Como es difícil argumentar que la baja de los subsidios puede ser
antiinflacionaria, se recurrió a la idea de que los subsidios serían
regresivos en términos distributivos, además de “insostenibles”. Se
dice, por ejemplo, que cerca del 40 por ciento de los subsidios
benefician al 20 por ciento de la población de “mayores ingresos”, sin
ninguna preocupación por el efecto redistributivo evidente que tendría
la reducción de los subsidios por sus efectos inflacionarios.
Un trabajo reciente (Ramos & Serino, CefidAr, DT Nº 47, octubre
de 2012) muestra que la quita de los subsidios y su reutilización para
otros fines incide negativamente sobre las variables macroeconómicas,
promueven una reducción del PIB debido a la caída del consumo privado
(incluyendo a los hogares de “mayores ingresos”).
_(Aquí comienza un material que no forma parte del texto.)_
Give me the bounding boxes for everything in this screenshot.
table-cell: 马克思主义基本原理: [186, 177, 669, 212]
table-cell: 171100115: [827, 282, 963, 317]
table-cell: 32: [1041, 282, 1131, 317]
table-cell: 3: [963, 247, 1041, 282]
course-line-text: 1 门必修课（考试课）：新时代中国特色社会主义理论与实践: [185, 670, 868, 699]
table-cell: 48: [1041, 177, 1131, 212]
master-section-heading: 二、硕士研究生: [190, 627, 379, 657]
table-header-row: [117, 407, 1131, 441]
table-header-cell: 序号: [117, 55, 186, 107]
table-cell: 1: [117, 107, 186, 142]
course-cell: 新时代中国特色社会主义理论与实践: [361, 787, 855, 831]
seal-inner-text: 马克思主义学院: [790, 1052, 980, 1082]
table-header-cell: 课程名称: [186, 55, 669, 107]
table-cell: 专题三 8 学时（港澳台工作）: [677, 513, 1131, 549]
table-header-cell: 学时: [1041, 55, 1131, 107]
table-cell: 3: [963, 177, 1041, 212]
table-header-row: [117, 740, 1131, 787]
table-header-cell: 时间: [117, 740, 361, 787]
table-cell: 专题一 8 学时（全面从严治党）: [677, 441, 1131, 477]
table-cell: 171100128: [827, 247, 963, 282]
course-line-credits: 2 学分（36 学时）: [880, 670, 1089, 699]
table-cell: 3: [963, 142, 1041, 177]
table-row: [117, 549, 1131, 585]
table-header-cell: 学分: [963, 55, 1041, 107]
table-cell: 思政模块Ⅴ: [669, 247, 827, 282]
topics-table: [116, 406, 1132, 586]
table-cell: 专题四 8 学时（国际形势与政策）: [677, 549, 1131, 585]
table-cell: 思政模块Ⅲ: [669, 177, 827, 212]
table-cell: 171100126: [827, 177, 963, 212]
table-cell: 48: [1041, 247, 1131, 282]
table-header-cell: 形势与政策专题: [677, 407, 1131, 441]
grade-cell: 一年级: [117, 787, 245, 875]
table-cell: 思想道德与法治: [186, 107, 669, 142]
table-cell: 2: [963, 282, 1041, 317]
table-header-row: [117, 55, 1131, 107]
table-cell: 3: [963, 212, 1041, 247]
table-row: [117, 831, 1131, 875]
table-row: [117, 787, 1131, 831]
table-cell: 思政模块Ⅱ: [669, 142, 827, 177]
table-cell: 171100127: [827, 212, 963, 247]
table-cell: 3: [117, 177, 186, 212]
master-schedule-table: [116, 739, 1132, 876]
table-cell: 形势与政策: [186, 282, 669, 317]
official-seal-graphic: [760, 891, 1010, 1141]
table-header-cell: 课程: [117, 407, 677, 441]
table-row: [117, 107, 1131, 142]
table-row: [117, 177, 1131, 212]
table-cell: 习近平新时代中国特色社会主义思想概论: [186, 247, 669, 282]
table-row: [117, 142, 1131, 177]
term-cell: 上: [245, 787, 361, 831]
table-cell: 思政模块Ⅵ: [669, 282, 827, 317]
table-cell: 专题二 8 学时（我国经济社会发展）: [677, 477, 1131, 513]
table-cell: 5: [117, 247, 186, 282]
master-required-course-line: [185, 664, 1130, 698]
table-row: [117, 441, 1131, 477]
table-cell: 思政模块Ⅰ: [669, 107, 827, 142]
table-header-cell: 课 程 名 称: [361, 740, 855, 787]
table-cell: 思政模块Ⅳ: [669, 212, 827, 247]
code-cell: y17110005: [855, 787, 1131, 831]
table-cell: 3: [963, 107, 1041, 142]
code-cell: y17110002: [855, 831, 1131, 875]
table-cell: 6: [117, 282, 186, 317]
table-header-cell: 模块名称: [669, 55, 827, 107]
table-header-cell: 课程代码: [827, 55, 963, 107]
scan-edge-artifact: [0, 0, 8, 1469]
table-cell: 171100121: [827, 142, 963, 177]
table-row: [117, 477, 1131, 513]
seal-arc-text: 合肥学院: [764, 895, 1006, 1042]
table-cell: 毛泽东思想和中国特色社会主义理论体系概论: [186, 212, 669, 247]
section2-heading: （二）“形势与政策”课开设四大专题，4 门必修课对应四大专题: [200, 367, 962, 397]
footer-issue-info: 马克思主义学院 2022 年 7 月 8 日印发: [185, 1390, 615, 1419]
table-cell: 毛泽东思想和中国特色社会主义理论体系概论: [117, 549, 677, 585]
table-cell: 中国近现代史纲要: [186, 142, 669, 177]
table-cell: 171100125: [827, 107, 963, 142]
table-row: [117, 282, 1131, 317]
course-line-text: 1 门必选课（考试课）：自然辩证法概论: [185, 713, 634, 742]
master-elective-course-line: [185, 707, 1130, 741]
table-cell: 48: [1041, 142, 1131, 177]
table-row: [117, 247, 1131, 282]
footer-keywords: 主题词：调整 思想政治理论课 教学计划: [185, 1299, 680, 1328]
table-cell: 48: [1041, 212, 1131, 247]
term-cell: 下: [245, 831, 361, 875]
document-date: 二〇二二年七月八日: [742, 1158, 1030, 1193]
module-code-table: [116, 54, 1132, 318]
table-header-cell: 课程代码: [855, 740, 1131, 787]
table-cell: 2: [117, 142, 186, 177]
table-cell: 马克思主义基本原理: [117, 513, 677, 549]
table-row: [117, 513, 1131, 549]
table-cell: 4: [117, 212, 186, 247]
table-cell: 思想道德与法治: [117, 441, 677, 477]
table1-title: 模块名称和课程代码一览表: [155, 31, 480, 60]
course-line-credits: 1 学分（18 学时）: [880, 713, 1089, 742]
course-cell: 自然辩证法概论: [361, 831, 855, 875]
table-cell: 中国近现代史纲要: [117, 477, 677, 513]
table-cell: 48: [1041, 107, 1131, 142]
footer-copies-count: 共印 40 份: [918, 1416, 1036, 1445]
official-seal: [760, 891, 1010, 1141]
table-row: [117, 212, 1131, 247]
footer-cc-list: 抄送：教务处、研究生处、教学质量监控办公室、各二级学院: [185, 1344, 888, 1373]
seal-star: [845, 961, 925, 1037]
Luego, la caída del
nivel de actividad impacta negativamente sobre el empleo asalariado, con
un claro efecto agregado regresivo.
En verdad la preocupación central no es la equidad. Uno podría subir
la cantidad de subsidio a los hogares más pobres, o gravar con
impuestos a los de mayores ingresos, sin necesidad en este caso de bajar
(ni subir) el gasto. Pero la preocupación “dominante” es el control del
gasto y no la equidad. Sin embargo, los subsidios son un gasto en
moneda doméstica y como tal es siempre financiable. ¿Acaso habría algún
“umbral” tras el cual la situación se tornaría explosiva? El silencio
sobre este punto central es desconcertante. A esto se agrega la
confusión sobre el significado de la restricción externa, que ahora
expresaría una “restricción de oferta” (de energía). La solución –otra
vez– sería bajar el gasto público (por ende, los subsidios) adecuando la
demanda. Pero interpretar las insuficiencias de la infraestructura
energética como una “restricción de oferta” equivale a confundir la
situación de subdesarrollo (tecnológico, de infraestructura, productivo,
etc.) con un problema de persistente “exceso de demanda”. Como
observaban los viejos estructuralistas, la restricción externa es una
restricción de financiamiento (divisas) y no una limitación de oferta
(“de ahorro”).
El creciente gasto en subsidios no es una causa de restricción
externa, sino su consecuencia. Los subsidios funcionan de modo análogo a
las retenciones a las exportaciones de granos: amortiguan los shocks
inflacionarios externos (los crecientes precios en dólares del petróleo y
la energía) y/o los aumentos del tipo de cambio nominal, y dicho gasto
debe crecer vis a vis del aumento del valor de las importaciones de
energía y/o la devaluación de la moneda.
Algunos dicen que hay mucho “desperdicio” de energía y cuentan
coloridas historias de usuarios que calefaccionan sus piletas de
natación con electricidad o usan varios acondicionadores de aire 24
horas al día, etc. Pero en el grueso de la población las cosas son
diferentes. La energía es un bien básico y la elasticidad de su consumo
ante cambios de precios es forzosamente baja. Cuando suben las tarifas
de los servicios, los usuarios consumen más o menos la misma cantidad,
pero su gasto aumenta y cae su ingreso disponible. Ergo, gastan menos en
otras cosas. El efecto contractivo, si no es compensado, produce una
reducción del crecimiento y una disminución de las importaciones (entre
ellas, de energía). Además, la suba de tarifas puede agudizar la puja
distributiva y producir más inflación, con consecuencias inciertas sobre
la distribución del ingreso.
¿Es “explosiva” la situación fiscal? El déficit primario fue 0,2 por
ciento del PIB en 2012 y el financiero fue 2,5 por ciento, mientras en
2013 el déficit tiende a reducirse. Curiosamente, el severo “Pacto de
estabilidad y crecimiento” de la Unión Europea permite un déficit
público máximo de hasta 3 por ciento del PIB. ¿Por qué Argentina debería
ser más estricta que la Unión Europea?
Quienes están obsesionados por el déficit deberían considerar que el
resultado fiscal es endógeno. La política fiscal afecta el equilibrio
presupuestario al influir en la situación macroeconómica por su impacto
en los ingresos privados y en los impuestos percibidos sobre esos
ingresos. Ergo, la reducción del gasto, dado su impacto negativo sobre
la demanda agregada y la base imponible, daría lugar a menores ingresos
fiscales y un mayor desequilibrio fiscal. Así, incluso para el
equilibrio fiscal, sería bueno tener en cuenta la situación
macroeconómica general, y no focalizarse en el resultado presupuestario.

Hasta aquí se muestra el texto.